Guest contribution: No fear of erroneous opinions

So forcefully, so deafening, so entrenched: Do German debates have a specifically destructive energy? Established media outlets must be careful not to become activist opinion shapers themselves. A guest contribution by Tobias Haberkorn

Tobias Haberkorn is one of the four founding editors of the Berlin Review. The new magazine for books and ideas launched in February 2024 and will publish eight digital and two print editions per year. The first issue, with contributions by Adania Shibli, Ivan Krastev/Stephen Holmes, Elad Lapidot, Yevgenia Belorusets, Carolin Amlinger and others, focuses on the war in the Middle East.
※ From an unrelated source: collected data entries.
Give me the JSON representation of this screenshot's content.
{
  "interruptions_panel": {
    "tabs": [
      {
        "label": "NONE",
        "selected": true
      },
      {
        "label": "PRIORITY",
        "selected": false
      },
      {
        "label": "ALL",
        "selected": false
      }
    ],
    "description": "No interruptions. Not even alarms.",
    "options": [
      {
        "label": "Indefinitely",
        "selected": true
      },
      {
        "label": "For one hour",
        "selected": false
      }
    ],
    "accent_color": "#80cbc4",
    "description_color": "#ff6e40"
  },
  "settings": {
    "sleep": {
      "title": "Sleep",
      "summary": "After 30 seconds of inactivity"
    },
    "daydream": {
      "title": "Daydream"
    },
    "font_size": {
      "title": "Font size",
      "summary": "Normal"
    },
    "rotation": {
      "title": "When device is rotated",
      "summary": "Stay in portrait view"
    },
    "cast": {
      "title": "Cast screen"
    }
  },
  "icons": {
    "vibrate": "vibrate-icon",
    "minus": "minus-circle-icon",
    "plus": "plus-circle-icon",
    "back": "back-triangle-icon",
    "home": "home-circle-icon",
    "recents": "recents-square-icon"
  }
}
The second issue is set for publication on March 19 and will address current events in addition to the Leipzig Book Fair and this year’s guests of honour the Netherlands and Flanders. All articles, podcasts and event dates can be found at blnreview.de. Tobias Haberkorn was a Publix fellow in 2023.

When I began interning at German newspapers in 2010, the watchword in most newsrooms was: We need more opinion pieces, because only controversy will attract readers, and only through debates traditional media outlets can survive the cacophony of the internet. On social media platforms, editorial content appeared alongside private posts. Only the most provocative pieces prevailed.

Social media outlets, of course, continue to be fueled by debates. They are conducted just as vehemently on X as they were on Twitter. But the illusion that democracy would benefit if only everyone would voice their opinions online has vanished. Instead, we are seeing a destructive irreconcilability that has transformed into a business model. Self-empowered opinion entrepreneurs are using their social media profiles to compete with entire media corporations. Voices as divergent as the artist Candice Breitz and the journalist Thilo Jung for instance have long been demanding that the German government adopt a more critical position on the actions taken by the Israeli government. In a hopelessly emotionalised debate, they find themselves pitted against largely united newsrooms such as those at Die Welt or the Frankfurter Allgemeine Zeitung.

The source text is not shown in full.